E lo vediamo, Michelangelo alle prese con il suo essere artista e uomo controcorrente dalle passioni forti e scandalose. Solo, al centro di una piscina d’acqua, chiusa sul fondo da due enormi ponteggi, svelati dopo un folgorante inizio, il disgregarsi del grande affesco della Sistina in immagini che ne tradiscono il tumulto interiore, Michelangelo (l’intenso Livio Badurina), artista d’oggi fa del suo corpo il tramite della sua arte e della sua disperazione.
Si denuda, si colora, rivive a frammenti sogni e desideri, fatiche e paure, che prendono vita sui ponteggi in una sarabanda di visioni, inquietanti, inquiete, oltraggiose, emozionanti. «Vivo all’inferno e ne ritraggo le immagini», dice a un certo punto questo Michelangelo del duemila nel creare il suo affresco intimo, affettivo, erotico e intellettuale, contro la volgarizzazione, la carnevalizzazione del mondo in atto.

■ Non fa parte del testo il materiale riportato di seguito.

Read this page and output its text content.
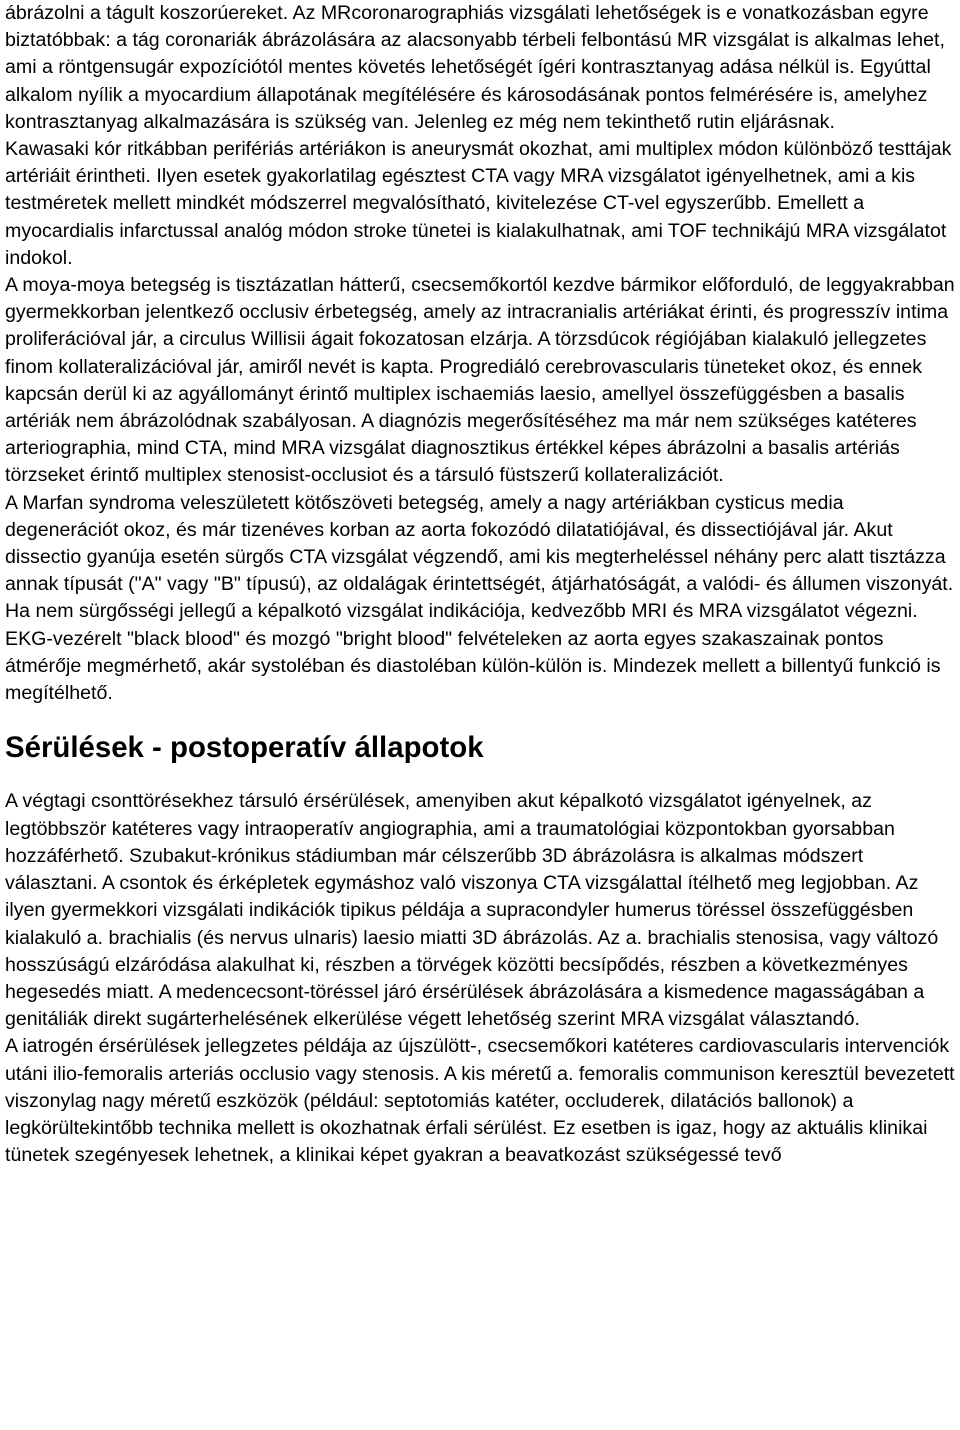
ábrázolni a tágult koszorúereket. Az MRcoronarographiás vizsgálati lehetőségek is e vonatkozásban egyre biztatóbbak: a tág coronariák ábrázolására az alacsonyabb térbeli felbontású MR vizsgálat is alkalmas lehet, ami a röntgensugár expozíciótól mentes követés lehetőségét ígéri kontrasztanyag adása nélkül is. Egyúttal alkalom nyílik a myocardium állapotának megítélésére és károsodásának pontos felmérésére is, amelyhez kontrasztanyag alkalmazására is szükség van. Jelenleg ez még nem tekinthető rutin eljárásnak.

Kawasaki kór ritkábban perifériás artériákon is aneurysmát okozhat, ami multiplex módon különböző testtájak artériáit érintheti. Ilyen esetek gyakorlatilag egésztest CTA vagy MRA vizsgálatot igényelhetnek, ami a kis testméretek mellett mindkét módszerrel megvalósítható, kivitelezése CT-vel egyszerűbb. Emellett a myocardialis infarctussal analóg módon stroke tünetei is kialakulhatnak, ami TOF technikájú MRA vizsgálatot indokol.

A moya-moya betegség is tisztázatlan hátterű, csecsemőkortól kezdve bármikor előforduló, de leggyakrabban gyermekkorban jelentkező occlusiv érbetegség, amely az intracranialis artériákat érinti, és progresszív intima proliferációval jár, a circulus Willisii ágait fokozatosan elzárja. A törzsdúcok régiójában kialakuló jellegzetes finom kollateralizációval jár, amiről nevét is kapta. Progrediáló cerebrovascularis tüneteket okoz, és ennek kapcsán derül ki az agyállományt érintő multiplex ischaemiás laesio, amellyel összefüggésben a basalis artériák nem ábrázolódnak szabályosan. A diagnózis megerősítéséhez ma már nem szükséges katéteres arteriographia, mind CTA, mind MRA vizsgálat diagnosztikus értékkel képes ábrázolni a basalis artériás törzseket érintő multiplex stenosist-occlusiot és a társuló füstszerű kollateralizációt.

A Marfan syndroma veleszületett kötőszöveti betegség, amely a nagy artériákban cysticus media degenerációt okoz, és már tizenéves korban az aorta fokozódó dilatatiójával, és dissectiójával jár. Akut dissectio gyanúja esetén sürgős CTA vizsgálat végzendő, ami kis megterheléssel néhány perc alatt tisztázza annak típusát ("A" vagy "B" típusú), az oldalágak érintettségét, átjárhatóságát, a valódi- és állumen viszonyát. Ha nem sürgősségi jellegű a képalkotó vizsgálat indikációja, kedvezőbb MRI és MRA vizsgálatot végezni. EKG-vezérelt "black blood" és mozgó "bright blood" felvételeken az aorta egyes szakaszainak pontos átmérője megmérhető, akár systoléban és diastoléban külön-külön is. Mindezek mellett a billentyű funkció is megítélhető.

Sérülések - postoperatív állapotok

A végtagi csonttörésekhez társuló érsérülések, amenyiben akut képalkotó vizsgálatot igényelnek, az legtöbbször katéteres vagy intraoperatív angiographia, ami a traumatológiai központokban gyorsabban hozzáférhető. Szubakut-krónikus stádiumban már célszerűbb 3D ábrázolásra is alkalmas módszert választani. A csontok és érképletek egymáshoz való viszonya CTA vizsgálattal ítélhető meg legjobban. Az ilyen gyermekkori vizsgálati indikációk tipikus példája a supracondyler humerus töréssel összefüggésben kialakuló a. brachialis (és nervus ulnaris) laesio miatti 3D ábrázolás. Az a. brachialis stenosisa, vagy változó hosszúságú elzáródása alakulhat ki, részben a törvégek közötti becsípődés, részben a következményes hegesedés miatt. A medencecsont-töréssel járó érsérülések ábrázolására a kismedence magasságában a genitáliák direkt sugárterhelésének elkerülése végett lehetőség szerint MRA vizsgálat választandó.

A iatrogén érsérülések jellegzetes példája az újszülött-, csecsemőkori katéteres cardiovascularis intervenciók utáni ilio-femoralis arteriás occlusio vagy stenosis. A kis méretű a. femoralis communison keresztül bevezetett viszonylag nagy méretű eszközök (például: septotomiás katéter, occluderek, dilatációs ballonok) a legkörültekintőbb technika mellett is okozhatnak érfali sérülést. Ez esetben is igaz, hogy az aktuális klinikai tünetek szegényesek lehetnek, a klinikai képet gyakran a beavatkozást szükségessé tevő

«Un’immagine del presente – continua Pandur – che lo stesso Krleza aveva preconizzato in un suo altro scritto, Sull’orlo della ragione». È un poema, di visioni emozioni e suggestioni, «piú perfomance che teatro classico», ancora Pandur. «Questo perché il nostro Michelangelo, è neo punk, un ribelle, un combattente di strada contro il sistema».

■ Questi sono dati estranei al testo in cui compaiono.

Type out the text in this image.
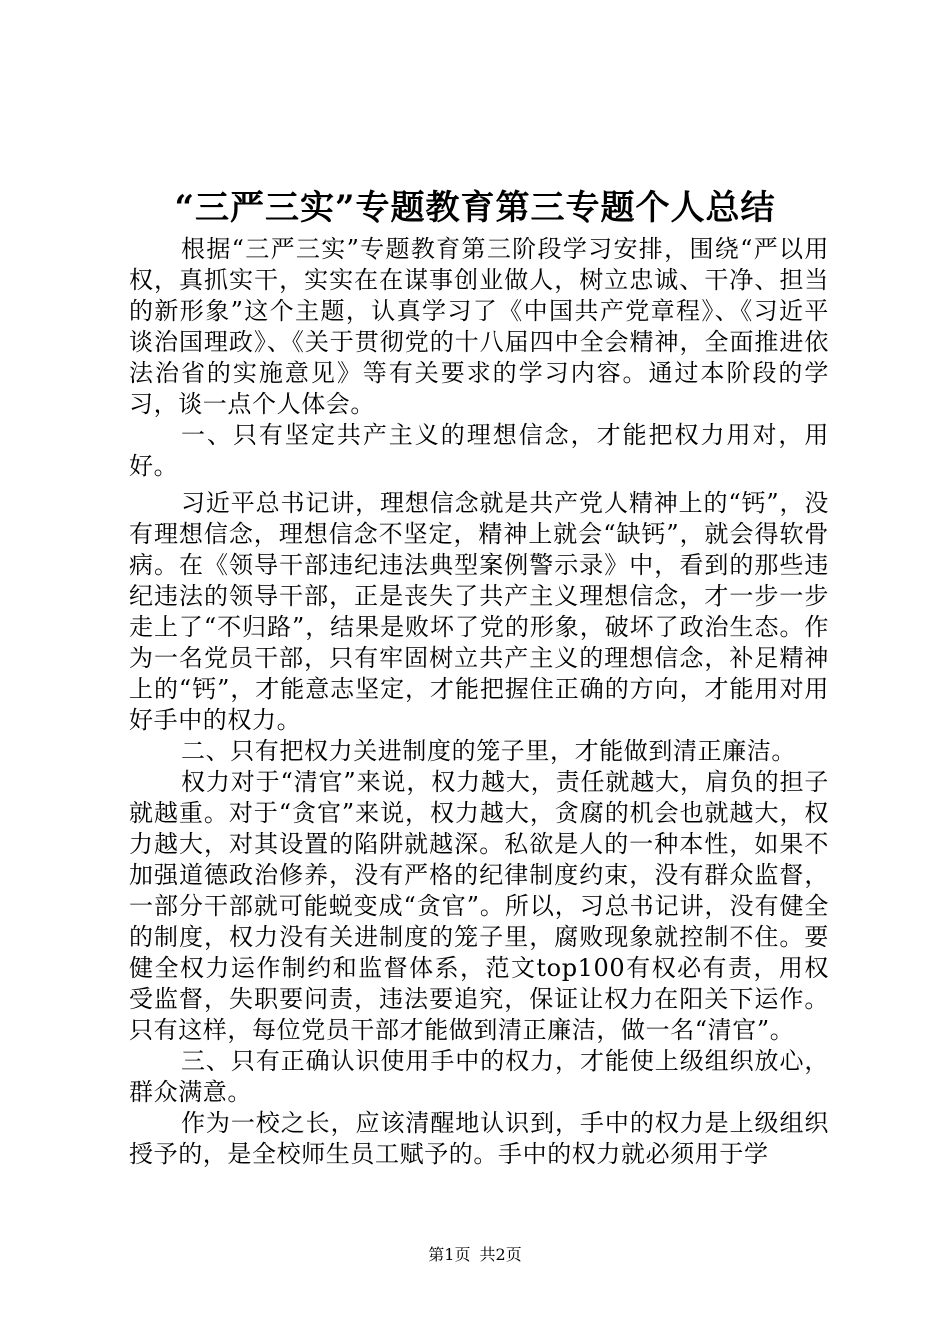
“三严三实”专题教育第三专题个人总结

根据“三严三实”专题教育第三阶段学习安排，围绕“严以用权，真抓实干，实实在在谋事创业做人，树立忠诚、干净、担当的新形象”这个主题，认真学习了《中国共产党章程》、《习近平谈治国理政》、《关于贯彻党的十八届四中全会精神，全面推进依法治省的实施意见》等有关要求的学习内容。通过本阶段的学习，谈一点个人体会。

一、只有坚定共产主义的理想信念，才能把权力用对，用好。

习近平总书记讲，理想信念就是共产党人精神上的“钙”，没有理想信念，理想信念不坚定，精神上就会“缺钙”，就会得软骨病。在《领导干部违纪违法典型案例警示录》中，看到的那些违纪违法的领导干部，正是丧失了共产主义理想信念，才一步一步走上了“不归路”，结果是败坏了党的形象，破坏了政治生态。作为一名党员干部，只有牢固树立共产主义的理想信念，补足精神上的“钙”，才能意志坚定，才能把握住正确的方向，才能用对用好手中的权力。

二、只有把权力关进制度的笼子里，才能做到清正廉洁。

权力对于“清官”来说，权力越大，责任就越大，肩负的担子就越重。对于“贪官”来说，权力越大，贪腐的机会也就越大，权力越大，对其设置的陷阱就越深。私欲是人的一种本性，如果不加强道德政治修养，没有严格的纪律制度约束，没有群众监督，一部分干部就可能蜕变成“贪官”。所以，习总书记讲，没有健全的制度，权力没有关进制度的笼子里，腐败现象就控制不住。要健全权力运作制约和监督体系，范文top100有权必有责，用权受监督，失职要问责，违法要追究，保证让权力在阳关下运作。只有这样，每位党员干部才能做到清正廉洁，做一名“清官”。

三、只有正确认识使用手中的权力，才能使上级组织放心，群众满意。

作为一校之长，应该清醒地认识到，手中的权力是上级组织授予的，是全校师生员工赋予的。手中的权力就必须用于学

第1页 共2页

Per dire di un teatro che si cerca, che non si ferma: «Dovessi definire il mio teatro – confessa Pandur – avrei smesso di farlo, il teatro. Che per me deve essere sempre sorpresa, provocazione, ricerca del nuovo, di qualcosa che non ho mai fatto prima. Il teatro dovrebbe esprimere le temperie e i bisogni del tempo, ecco perché il teatro cambia e con lui il suo senso. Oggi il teatro deve svegliare le coscienze, porre nuove questioni, arginare i danni della globalizzazione e dell’uniformità».